As we grew up, we encouraged them to read whatever they wanted. He turned to adventure novels, often with science fiction or fantasy elements. She instead opted for books in which the heroines’ tendrils are described at length. It’s perfect. As a child and preteen, I devoured Mad magazine (and its counterfeit, Cracked) at every opportunity, to the point of being able to identify different artists. I’ll let my longtime readers decide how noticeable these influences are in my humor.

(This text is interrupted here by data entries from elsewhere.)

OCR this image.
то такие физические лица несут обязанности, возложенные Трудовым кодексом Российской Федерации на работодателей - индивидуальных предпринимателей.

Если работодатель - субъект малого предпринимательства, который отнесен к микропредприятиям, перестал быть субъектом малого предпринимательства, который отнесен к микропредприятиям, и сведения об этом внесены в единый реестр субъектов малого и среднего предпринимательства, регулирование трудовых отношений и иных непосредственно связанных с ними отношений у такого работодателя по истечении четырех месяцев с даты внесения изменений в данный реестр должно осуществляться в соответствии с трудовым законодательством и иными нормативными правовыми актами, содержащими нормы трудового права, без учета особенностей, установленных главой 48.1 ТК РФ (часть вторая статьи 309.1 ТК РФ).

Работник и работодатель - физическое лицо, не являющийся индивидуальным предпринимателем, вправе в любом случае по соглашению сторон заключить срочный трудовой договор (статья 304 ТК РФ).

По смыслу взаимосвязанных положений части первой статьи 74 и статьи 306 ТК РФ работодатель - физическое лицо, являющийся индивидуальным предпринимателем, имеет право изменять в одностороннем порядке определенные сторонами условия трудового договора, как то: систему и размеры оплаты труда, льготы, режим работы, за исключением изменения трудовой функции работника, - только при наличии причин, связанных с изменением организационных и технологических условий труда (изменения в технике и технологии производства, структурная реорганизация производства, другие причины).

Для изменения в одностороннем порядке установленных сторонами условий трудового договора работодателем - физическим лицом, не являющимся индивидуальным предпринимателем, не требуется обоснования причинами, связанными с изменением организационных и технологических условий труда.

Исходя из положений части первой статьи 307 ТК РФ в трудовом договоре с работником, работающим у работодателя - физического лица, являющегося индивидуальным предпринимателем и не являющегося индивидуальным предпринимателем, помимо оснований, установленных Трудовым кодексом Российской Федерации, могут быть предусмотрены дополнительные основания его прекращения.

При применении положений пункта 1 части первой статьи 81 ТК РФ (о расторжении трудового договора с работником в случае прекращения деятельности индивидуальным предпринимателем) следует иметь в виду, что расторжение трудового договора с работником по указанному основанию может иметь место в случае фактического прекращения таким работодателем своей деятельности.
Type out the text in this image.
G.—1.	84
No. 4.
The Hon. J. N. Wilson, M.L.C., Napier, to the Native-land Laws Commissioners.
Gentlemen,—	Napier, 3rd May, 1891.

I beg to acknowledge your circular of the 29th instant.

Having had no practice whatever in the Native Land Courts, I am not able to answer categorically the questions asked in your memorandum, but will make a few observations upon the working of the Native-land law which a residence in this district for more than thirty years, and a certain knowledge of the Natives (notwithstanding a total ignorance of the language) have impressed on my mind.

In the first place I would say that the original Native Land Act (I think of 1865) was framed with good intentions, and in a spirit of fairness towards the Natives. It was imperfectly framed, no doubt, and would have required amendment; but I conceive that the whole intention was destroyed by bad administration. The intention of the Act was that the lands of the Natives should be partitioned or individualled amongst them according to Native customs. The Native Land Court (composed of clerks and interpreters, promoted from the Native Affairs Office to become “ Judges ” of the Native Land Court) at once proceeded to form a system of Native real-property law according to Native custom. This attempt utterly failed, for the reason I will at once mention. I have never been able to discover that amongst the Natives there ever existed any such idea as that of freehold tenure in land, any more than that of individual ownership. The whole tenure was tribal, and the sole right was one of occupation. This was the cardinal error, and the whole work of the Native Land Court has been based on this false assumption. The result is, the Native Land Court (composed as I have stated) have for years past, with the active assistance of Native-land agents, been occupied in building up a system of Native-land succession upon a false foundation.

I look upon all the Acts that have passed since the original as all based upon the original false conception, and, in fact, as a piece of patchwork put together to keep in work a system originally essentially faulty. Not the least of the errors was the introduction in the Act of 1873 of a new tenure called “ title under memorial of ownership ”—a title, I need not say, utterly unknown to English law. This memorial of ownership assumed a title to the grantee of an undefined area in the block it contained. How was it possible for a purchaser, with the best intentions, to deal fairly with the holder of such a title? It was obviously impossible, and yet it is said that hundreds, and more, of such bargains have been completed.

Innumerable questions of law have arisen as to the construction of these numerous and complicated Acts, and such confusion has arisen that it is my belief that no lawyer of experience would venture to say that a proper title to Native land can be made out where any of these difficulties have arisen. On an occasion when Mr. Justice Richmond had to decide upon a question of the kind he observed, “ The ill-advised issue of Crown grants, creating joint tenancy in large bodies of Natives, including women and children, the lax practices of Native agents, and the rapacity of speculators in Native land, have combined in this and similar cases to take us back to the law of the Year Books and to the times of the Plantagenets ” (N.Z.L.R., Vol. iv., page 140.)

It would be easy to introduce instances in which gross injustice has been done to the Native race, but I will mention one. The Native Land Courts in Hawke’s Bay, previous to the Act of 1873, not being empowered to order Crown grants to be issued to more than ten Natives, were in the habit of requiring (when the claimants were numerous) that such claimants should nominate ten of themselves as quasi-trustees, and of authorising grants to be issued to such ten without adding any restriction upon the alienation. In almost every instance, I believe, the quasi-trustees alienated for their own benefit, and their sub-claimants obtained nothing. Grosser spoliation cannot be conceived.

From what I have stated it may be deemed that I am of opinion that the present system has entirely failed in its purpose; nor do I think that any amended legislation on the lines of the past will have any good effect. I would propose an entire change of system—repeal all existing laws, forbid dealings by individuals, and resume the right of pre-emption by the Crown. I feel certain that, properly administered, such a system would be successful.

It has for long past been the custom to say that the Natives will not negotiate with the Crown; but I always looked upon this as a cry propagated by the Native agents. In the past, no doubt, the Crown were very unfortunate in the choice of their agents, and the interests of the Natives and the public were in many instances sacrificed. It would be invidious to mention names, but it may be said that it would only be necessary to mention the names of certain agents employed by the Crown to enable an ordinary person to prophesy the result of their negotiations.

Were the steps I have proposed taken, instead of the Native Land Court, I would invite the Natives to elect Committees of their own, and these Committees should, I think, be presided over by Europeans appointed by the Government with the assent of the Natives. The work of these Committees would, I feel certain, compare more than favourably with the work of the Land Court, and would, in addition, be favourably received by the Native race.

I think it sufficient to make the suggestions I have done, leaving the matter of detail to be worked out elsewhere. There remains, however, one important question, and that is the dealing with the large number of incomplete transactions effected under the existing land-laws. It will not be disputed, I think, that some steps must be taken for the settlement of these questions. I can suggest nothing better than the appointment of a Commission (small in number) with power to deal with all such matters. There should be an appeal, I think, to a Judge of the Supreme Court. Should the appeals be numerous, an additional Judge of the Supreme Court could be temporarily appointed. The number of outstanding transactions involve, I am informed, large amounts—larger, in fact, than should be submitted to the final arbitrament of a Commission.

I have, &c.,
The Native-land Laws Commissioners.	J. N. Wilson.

The love of reading isn’t just puppies and unicorns, of course. We have a frightening number of books in the house, both on display and in boxes in the basement. Writers are readers. I regularly lose count of the subscriptions I have to various online journals. Before the internet took away much of this sport, I loved rare book hunting. I still have my favorite hunting trophy, a hardcover first edition of the entire Main Currents in American Thought series by Vernon Parrington, including the rare third volume. A few years ago, The Girl and a friend of hers were more excited to see YA author Rainbow Rowell than I’ve ever seen them for a gig. I was happy to take them. The audience was full of teenage girls beaming with excitement. In my favorite world, authors would be rock stars, public libraries would be richly stocked and funded, and the major problem we would have with books would be finding space for them.
To the extent that college can aim to deepen the love of reading by exposing students to a wider range and more idiosyncratic interests then they would go home, I would consider that a win. This may or may not fit neatly into the results headings, but it’s a result I’d like to see. Once they care, the rest is just details.